Stillwell W T, Rubin B D, Axelrod J L
Clin Orthop Relat Res. 1984 Apr(184):190-2.
A 24-year-old black man presented with a two-month history of swelling of the right ankle. Roentgenograms were initially read as negative. One month later the patient returned with increased pain and swelling, and roentgenograms demonstrated a large lucency involving the distal tibia. Bone scanning revealed extension of the lesion proximally, to 6 cm below the knee. Biopsy of a large tibial abscess demonstrated histocytic giant cells with budding yeasts and septate mycelia.
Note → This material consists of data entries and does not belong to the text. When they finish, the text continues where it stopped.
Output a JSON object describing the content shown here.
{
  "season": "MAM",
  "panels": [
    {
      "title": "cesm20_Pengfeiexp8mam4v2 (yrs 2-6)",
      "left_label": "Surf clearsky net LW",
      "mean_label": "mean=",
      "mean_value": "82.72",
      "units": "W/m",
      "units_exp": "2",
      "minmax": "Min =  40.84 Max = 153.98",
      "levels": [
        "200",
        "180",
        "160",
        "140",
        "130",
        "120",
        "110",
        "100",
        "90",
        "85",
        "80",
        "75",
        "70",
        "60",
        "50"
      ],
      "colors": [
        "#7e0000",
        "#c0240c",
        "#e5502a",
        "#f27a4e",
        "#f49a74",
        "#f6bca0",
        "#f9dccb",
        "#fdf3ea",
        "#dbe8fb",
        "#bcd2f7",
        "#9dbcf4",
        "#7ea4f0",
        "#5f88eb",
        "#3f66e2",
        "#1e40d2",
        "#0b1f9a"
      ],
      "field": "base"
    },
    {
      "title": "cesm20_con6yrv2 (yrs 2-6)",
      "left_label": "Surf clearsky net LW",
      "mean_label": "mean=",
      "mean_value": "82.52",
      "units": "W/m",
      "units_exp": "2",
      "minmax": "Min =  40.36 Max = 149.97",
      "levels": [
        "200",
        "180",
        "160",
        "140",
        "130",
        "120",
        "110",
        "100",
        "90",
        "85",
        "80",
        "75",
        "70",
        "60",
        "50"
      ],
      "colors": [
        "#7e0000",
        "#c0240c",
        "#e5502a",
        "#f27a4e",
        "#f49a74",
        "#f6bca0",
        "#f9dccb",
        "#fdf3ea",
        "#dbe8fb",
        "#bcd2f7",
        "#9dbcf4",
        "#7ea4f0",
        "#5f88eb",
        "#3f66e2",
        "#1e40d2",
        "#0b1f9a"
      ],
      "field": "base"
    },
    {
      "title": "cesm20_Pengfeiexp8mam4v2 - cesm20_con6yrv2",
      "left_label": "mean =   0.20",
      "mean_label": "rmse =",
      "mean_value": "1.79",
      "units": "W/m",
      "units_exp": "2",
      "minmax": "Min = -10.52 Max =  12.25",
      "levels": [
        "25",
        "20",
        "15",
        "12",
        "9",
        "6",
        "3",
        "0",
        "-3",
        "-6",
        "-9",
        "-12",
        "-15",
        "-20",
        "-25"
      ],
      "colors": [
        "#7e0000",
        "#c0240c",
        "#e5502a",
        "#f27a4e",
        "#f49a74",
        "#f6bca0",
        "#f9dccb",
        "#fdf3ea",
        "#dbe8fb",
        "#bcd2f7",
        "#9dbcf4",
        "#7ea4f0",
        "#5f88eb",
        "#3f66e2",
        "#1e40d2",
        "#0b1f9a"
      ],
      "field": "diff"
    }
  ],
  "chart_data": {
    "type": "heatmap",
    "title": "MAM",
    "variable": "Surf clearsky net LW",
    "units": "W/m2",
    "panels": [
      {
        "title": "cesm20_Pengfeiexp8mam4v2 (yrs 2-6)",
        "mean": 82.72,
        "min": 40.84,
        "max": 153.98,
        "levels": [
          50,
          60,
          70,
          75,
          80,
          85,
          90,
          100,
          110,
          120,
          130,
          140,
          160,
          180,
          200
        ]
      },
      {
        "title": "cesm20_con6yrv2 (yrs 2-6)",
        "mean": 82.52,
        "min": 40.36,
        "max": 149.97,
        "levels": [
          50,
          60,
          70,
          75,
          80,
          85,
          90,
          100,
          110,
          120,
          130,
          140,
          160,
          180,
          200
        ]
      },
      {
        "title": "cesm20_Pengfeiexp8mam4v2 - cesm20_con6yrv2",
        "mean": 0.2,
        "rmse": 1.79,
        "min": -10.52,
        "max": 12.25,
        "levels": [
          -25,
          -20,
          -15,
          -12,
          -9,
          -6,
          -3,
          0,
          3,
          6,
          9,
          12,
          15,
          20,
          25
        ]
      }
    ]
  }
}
Chrysosporium was isolated from cultures. Amphotericin B was used to treat the patient. Clinically, the infection healed within four months in a short-leg cast. Although Chrysosporium is usually a contaminant, its presence in cultures and histologic sections is evidence of pathogenicity.
一名24岁黑人男性因右踝肿胀两个月前来就诊。最初X线片显示为阴性。一个月后,患者因疼痛和肿胀加剧复诊,X线片显示胫骨远端有一大片透亮区。骨扫描显示病变向近端扩展至膝关节以下6厘米处。对一个大的胫骨脓肿进行活检,发现有组织细胞性巨细胞,伴有出芽酵母和分隔菌丝。培养物中分离出金孢子菌。使用两性霉素B治疗该患者。临床上,患者在短腿石膏固定下四个月内感染治愈。尽管金孢子菌通常是一种污染物,但它在培养物和组织切片中的存在是致病性的证据。